SUKOHARJO, JURNAL HARIANKOTA– Sidang lanjutan perkara pemalsuan dokumen syarat nikah dengan terdakwa Ikhsan Nur Rasyidin (31) warga Plumbon, Mojolaban, digelar Pengadilan Negeri (PN) Sukoharjo, Senin (5/5/2025).
Dalam sidang ini, ada tiga saksi yang dihadirkan, terdiri dua orang laki-laki yang mendampingi terdakwa melamar dan satu orang perempuan yang tak lain adalah istri sah terdakwa.

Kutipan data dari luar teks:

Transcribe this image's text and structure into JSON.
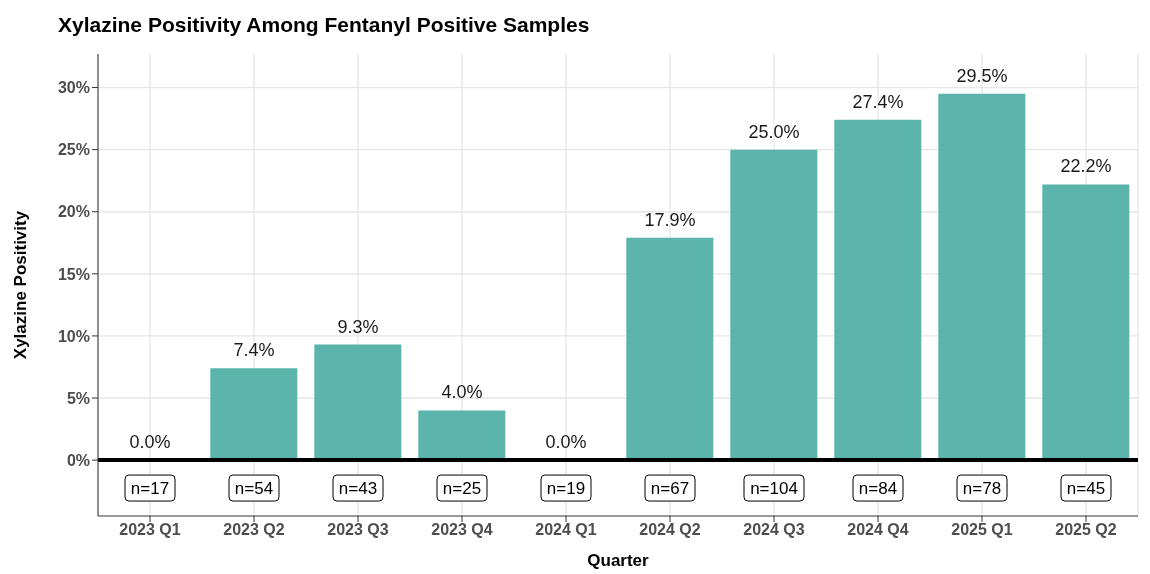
{
  "chart_data": {
    "type": "bar",
    "title": "Xylazine Positivity Among Fentanyl Positive Samples",
    "xlabel": "Quarter",
    "ylabel": "Xylazine Positivity",
    "categories": [
      "2023 Q1",
      "2023 Q2",
      "2023 Q3",
      "2023 Q4",
      "2024 Q1",
      "2024 Q2",
      "2024 Q3",
      "2024 Q4",
      "2025 Q1",
      "2025 Q2"
    ],
    "values": [
      0,
      7.4,
      9.3,
      4.0,
      0,
      17.9,
      25.0,
      27.4,
      29.5,
      22.2
    ],
    "value_labels": [
      "0.0%",
      "7.4%",
      "9.3%",
      "4.0%",
      "0.0%",
      "17.9%",
      "25.0%",
      "27.4%",
      "29.5%",
      "22.2%"
    ],
    "color": "#5ab4ac",
    "ylim": [
      -4.5,
      32.7
    ],
    "yticks": [
      {
        "value": 0,
        "label": "0%"
      },
      {
        "value": 5,
        "label": "5%"
      },
      {
        "value": 10,
        "label": "10%"
      },
      {
        "value": 15,
        "label": "15%"
      },
      {
        "value": 20,
        "label": "20%"
      },
      {
        "value": 25,
        "label": "25%"
      },
      {
        "value": 30,
        "label": "30%"
      }
    ],
    "grid": true,
    "ref_lines": [
      {
        "axis": "y",
        "value": 0,
        "color": "#000000"
      }
    ],
    "annotations": [
      "n=17",
      "n=54",
      "n=43",
      "n=25",
      "n=19",
      "n=67",
      "n=104",
      "n=84",
      "n=78",
      "n=45"
    ]
  }
}
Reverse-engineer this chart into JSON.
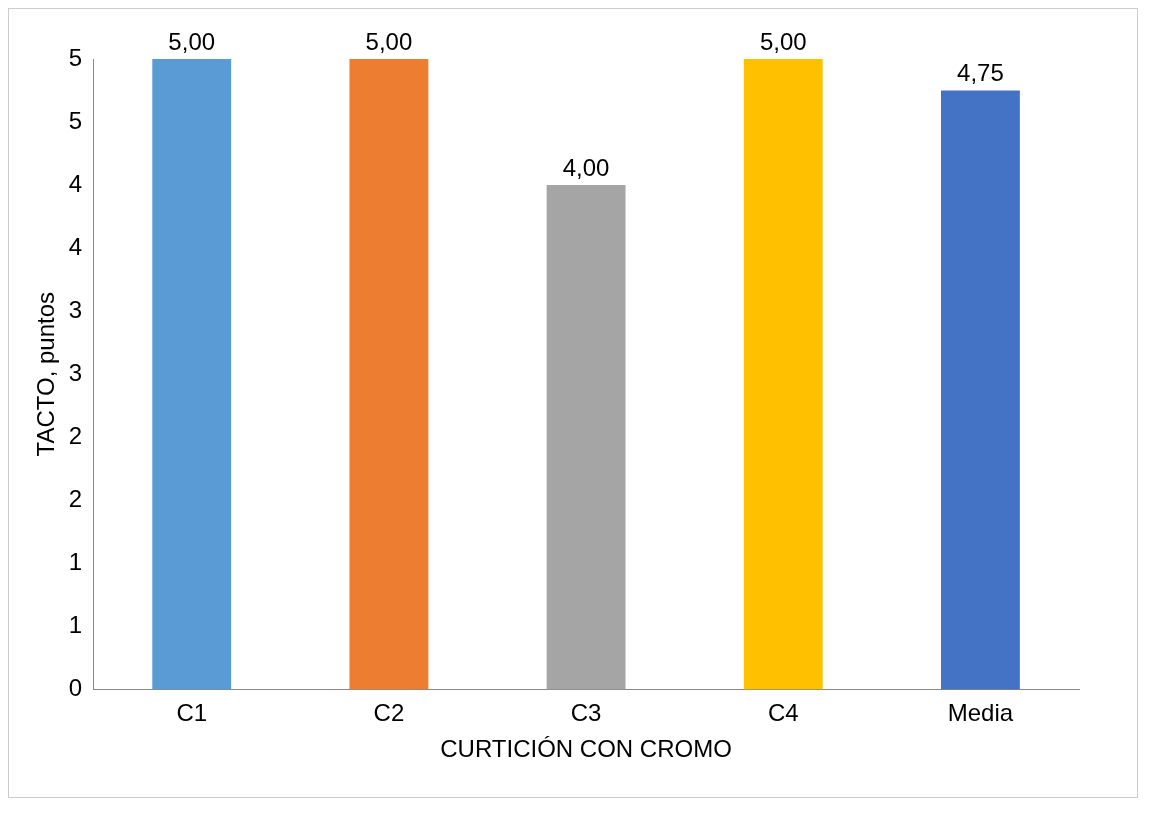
{
  "chart_data": {
    "type": "bar",
    "xlabel": "CURTICIÓN CON CROMO",
    "ylabel": "TACTO, puntos",
    "categories": [
      "C1",
      "C2",
      "C3",
      "C4",
      "Media"
    ],
    "values": [
      5,
      5,
      4,
      5,
      4.75
    ],
    "colors": [
      "#5b9bd5",
      "#ed7d31",
      "#a5a5a5",
      "#ffc000",
      "#4472c4"
    ],
    "value_labels": [
      "5,00",
      "5,00",
      "4,00",
      "5,00",
      "4,75"
    ],
    "ylim": [
      0,
      5
    ],
    "yticks": [
      0,
      {
        "value": 0.5,
        "label": "1"
      },
      {
        "value": 1,
        "label": "1"
      },
      {
        "value": 1.5,
        "label": "2"
      },
      {
        "value": 2,
        "label": "2"
      },
      {
        "value": 2.5,
        "label": "3"
      },
      {
        "value": 3,
        "label": "3"
      },
      {
        "value": 3.5,
        "label": "4"
      },
      {
        "value": 4,
        "label": "4"
      },
      {
        "value": 4.5,
        "label": "5"
      },
      {
        "value": 5,
        "label": "5"
      }
    ],
    "grid": false,
    "legend": false
  }
}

Agung (46) warga Plumbon Mojolaban, dan Slamet (54) warga Polokarto, adalah dua saksi yang mendampingi terdakwa melamar korban yang berinisial EAP (23) warga Jetis, Sukoharjo. Status korban saat itu masih gadis.
Kepada majelis hakim, Agung dan Slamet, mengaku tidak tahu jika terdakwa sudah memiliki istri sah dan seorang anak. Mereka berdua diminta terdakwa mendampingi melamar korban.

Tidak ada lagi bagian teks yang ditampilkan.